Question. Assertion : Restriction enzymes cut the strand of DNA to produce sticky ends.
Reason : Stickiness of the ends facilitates the action of the enzyme DNA polymerase.
Answer. C
Question. Assertion : “DNA finger printing” has become a powerful tool to establish paternity and identity of criminals in rape and assault cases.
Reason : Trace evidences such as hairs, saliva and dried semen are adequate for DNA analysis.
Answer. A
Question. Assertion : In recombinant DNA technology, human genes are often transferred into bacteria (prokaryotes) or yeast (eukaryote). .
Reason : Both bacteria and yeast multiply very fast to form huge population, which express the desired gene.
Answer. A
Question. Assertion : Insertion of recombinant DNA within the coding sequence of β-galactosidase results in colourless colonies.
Reason : Presence of insert results in inactivation of enzyme β-galactosidase known as insertional inactivation.
Answer. A
Very Short Answer Type Questions:
Question. Name the enzyme used to cut DNA?
Answer: restriction enzymes,
Question. Give the full form of PCR. Who developed it?
Answer: PCR is a polymerase chain reaction. It was developed by Kary Mullis in 1985.
Question. Why is the enzyme cellulase needed for isolating genetic material from plant cells and not from animal cells?
Answer: The enzyme cellulase breaks down cellulose which is present in cell walls of plants but absent in animal cells.
Question. Name the first plasmid used as vector.
Answer: pBR322.
Question.
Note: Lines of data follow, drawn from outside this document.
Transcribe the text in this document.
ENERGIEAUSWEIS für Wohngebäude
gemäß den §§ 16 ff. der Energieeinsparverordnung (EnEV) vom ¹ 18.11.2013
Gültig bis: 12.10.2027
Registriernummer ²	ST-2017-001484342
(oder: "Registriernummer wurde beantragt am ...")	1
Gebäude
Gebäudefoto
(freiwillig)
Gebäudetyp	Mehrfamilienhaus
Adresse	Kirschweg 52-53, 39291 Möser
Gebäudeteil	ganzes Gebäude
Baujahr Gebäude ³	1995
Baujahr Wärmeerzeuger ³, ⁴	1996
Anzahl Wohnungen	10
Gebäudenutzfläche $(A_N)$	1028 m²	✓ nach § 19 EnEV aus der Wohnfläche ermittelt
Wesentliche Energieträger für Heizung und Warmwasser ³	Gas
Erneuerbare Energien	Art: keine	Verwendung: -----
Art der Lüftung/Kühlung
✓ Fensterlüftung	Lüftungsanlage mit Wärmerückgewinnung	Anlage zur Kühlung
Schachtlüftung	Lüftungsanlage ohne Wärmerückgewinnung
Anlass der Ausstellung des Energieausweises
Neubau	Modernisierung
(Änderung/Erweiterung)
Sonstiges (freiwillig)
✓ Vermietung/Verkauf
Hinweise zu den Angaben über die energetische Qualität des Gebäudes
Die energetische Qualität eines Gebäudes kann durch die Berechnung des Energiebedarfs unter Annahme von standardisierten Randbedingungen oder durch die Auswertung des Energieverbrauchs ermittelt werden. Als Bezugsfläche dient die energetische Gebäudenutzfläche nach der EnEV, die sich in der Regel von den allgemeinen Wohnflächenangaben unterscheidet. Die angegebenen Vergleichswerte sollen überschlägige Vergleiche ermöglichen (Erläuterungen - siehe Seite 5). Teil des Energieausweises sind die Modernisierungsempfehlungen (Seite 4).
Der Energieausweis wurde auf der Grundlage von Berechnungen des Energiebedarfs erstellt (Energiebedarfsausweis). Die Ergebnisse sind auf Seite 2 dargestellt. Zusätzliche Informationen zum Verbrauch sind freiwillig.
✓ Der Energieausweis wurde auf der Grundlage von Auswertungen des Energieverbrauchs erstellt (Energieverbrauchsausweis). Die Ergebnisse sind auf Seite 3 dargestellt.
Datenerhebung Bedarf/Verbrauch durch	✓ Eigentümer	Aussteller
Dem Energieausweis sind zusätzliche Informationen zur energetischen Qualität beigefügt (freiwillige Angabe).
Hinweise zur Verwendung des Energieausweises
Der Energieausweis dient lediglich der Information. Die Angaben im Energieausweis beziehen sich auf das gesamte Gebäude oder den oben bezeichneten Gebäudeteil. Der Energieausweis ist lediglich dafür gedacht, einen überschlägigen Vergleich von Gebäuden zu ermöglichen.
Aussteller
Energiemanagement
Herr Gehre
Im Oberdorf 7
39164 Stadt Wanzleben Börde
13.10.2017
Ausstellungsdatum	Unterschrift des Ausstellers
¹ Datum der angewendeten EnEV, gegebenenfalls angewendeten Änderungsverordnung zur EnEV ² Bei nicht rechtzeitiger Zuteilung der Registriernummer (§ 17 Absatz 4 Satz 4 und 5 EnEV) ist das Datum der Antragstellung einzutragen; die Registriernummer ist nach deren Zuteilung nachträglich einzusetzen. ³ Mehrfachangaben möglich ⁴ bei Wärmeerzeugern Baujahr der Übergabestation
Name the bacterium that yields thermostable DNA polymerase.
Answer: The thermostable DNA polymerase can be produced with the help of a bacterium which is named Thermus aquaticus.
Question. What is the role of Ori for cloning vector?
Answer: Ori: It is a genetic sequence that acts as the initiation site for replication of DNA. Any fragment of DNA, when linked to the ori region, can be initiated to replicate.
Question. Name the source organism from which Ti plasmid is isolated. Explain the use of this plasmid in biotechnology.
Answer: (i)Agrobacterium tumefaciens
(ii)The desired gene or segment of DNA can be ligated to this plasmid, and it is then used as a vector to introduce gene into the host plant.
Question. Name the technique used for amplification of DNA?
Answer: The DNA amplification can be done by the technique named the Polymerase Chain Reaction.
Question. Biotechnological techniques can help to diagnose the pathogen much before the symptoms of the disease appear in the patient. Suggest any two such techniques?
Answer: 1. PCR – Polymerase chain reaction
2. ELISA – Enzyme-linked immunosorbent assay
Question. How many PCR cycles are adequate for proper amplification of DNA segment?
Answer: 20-30 cycles.
Question. What are selectable markers? What is their use in genetic engineering?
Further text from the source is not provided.